Challenges to this theory include the toy market being dominated by established entertainment and other brands that would need to play ball with an owner that could be seen as competitive. 

Another theory is a major retailer would benefit from the Toys “R” Us banner over its online and brick and mortar “toy aisles”.  Amazon, arguably one of the major reasons Toys “R” Us is in this position, could benefit from branding its online toy marketplace. Further, with Amazon’s modern and calculated entrance into operating physical stores, it could benefit from permanent or “pop up” Toys “R” Us locations during peak buying periods.  Walmart or Target could also be in the mix and create in-store and online Toys “R” Us “shop-in-shop” experiences that could help them in their eternal tug-of-war for the attractive young family demographic. 

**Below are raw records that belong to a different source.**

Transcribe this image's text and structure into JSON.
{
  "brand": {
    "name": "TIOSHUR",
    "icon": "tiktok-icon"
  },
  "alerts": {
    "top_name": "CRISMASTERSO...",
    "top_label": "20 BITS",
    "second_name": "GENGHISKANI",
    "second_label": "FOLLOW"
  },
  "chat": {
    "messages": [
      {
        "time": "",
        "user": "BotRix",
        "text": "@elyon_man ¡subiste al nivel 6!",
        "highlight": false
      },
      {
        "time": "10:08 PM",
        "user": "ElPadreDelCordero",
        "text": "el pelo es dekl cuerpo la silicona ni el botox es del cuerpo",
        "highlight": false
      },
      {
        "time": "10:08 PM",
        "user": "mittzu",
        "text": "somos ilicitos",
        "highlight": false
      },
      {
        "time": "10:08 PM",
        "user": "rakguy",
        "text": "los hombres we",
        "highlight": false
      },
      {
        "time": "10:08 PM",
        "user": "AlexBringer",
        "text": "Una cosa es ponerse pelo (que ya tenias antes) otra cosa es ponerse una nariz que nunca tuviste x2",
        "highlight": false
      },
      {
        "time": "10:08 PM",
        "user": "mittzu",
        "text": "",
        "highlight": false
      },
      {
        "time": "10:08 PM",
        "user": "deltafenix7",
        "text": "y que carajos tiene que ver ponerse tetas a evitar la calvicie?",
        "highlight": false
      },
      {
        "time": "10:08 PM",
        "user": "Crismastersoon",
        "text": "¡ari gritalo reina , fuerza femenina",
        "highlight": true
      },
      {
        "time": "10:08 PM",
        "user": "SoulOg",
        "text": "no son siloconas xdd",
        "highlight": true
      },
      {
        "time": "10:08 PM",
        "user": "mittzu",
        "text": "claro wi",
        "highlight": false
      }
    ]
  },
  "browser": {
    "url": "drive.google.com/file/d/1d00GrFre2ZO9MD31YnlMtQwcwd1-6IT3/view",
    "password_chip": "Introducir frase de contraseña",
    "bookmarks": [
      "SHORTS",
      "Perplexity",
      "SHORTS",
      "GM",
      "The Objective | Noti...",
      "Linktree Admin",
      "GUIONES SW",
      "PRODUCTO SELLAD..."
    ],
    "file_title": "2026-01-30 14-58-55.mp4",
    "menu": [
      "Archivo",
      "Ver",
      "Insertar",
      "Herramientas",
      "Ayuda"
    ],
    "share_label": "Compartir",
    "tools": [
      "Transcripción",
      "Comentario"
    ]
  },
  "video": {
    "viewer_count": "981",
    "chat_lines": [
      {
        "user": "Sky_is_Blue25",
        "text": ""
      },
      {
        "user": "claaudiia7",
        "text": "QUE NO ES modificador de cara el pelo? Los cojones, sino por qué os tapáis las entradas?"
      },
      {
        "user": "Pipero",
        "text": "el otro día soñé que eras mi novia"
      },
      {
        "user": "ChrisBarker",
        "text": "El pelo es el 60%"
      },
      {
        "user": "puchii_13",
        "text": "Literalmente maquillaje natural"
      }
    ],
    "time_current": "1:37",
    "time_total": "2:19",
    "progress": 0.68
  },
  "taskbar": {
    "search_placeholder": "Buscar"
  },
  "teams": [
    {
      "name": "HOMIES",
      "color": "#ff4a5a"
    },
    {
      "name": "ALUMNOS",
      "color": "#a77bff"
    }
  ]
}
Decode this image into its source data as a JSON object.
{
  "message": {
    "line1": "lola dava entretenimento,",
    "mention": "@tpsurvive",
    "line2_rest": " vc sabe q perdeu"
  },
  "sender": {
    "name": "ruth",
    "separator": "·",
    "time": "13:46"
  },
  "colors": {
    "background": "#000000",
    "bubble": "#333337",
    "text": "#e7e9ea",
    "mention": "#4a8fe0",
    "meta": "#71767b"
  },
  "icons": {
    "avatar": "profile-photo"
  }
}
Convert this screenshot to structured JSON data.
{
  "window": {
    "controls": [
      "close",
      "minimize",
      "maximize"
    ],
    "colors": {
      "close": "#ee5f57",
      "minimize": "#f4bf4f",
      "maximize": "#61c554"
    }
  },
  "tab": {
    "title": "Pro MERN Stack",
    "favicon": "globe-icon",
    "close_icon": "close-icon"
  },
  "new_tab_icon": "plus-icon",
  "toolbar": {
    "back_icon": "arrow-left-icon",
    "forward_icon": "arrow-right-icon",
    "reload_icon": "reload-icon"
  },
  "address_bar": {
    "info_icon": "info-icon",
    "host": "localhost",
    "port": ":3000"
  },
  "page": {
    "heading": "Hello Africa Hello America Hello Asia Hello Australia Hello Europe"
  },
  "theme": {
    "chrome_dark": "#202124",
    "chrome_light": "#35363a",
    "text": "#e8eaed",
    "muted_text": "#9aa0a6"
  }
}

Finally, major grocery and cash-flush drug store chains continue to expand their offerings, including toys and games. Branded toy aisles and higher profit endcaps and point-of-sale displays could be an interesting angle if a traditional player doesn’t emerge. Would an offer from one of these retailers be substantial enough to satisfy the bankruptcy court?

With high-profile creditors, about 800 locations, sophisticated debt holders and a brand that could be game-changing for a diverse list of potential owners, it’s hard to believe we’ve seen the last of Toys “R” Us.  In any event, what happens next will be worth watching.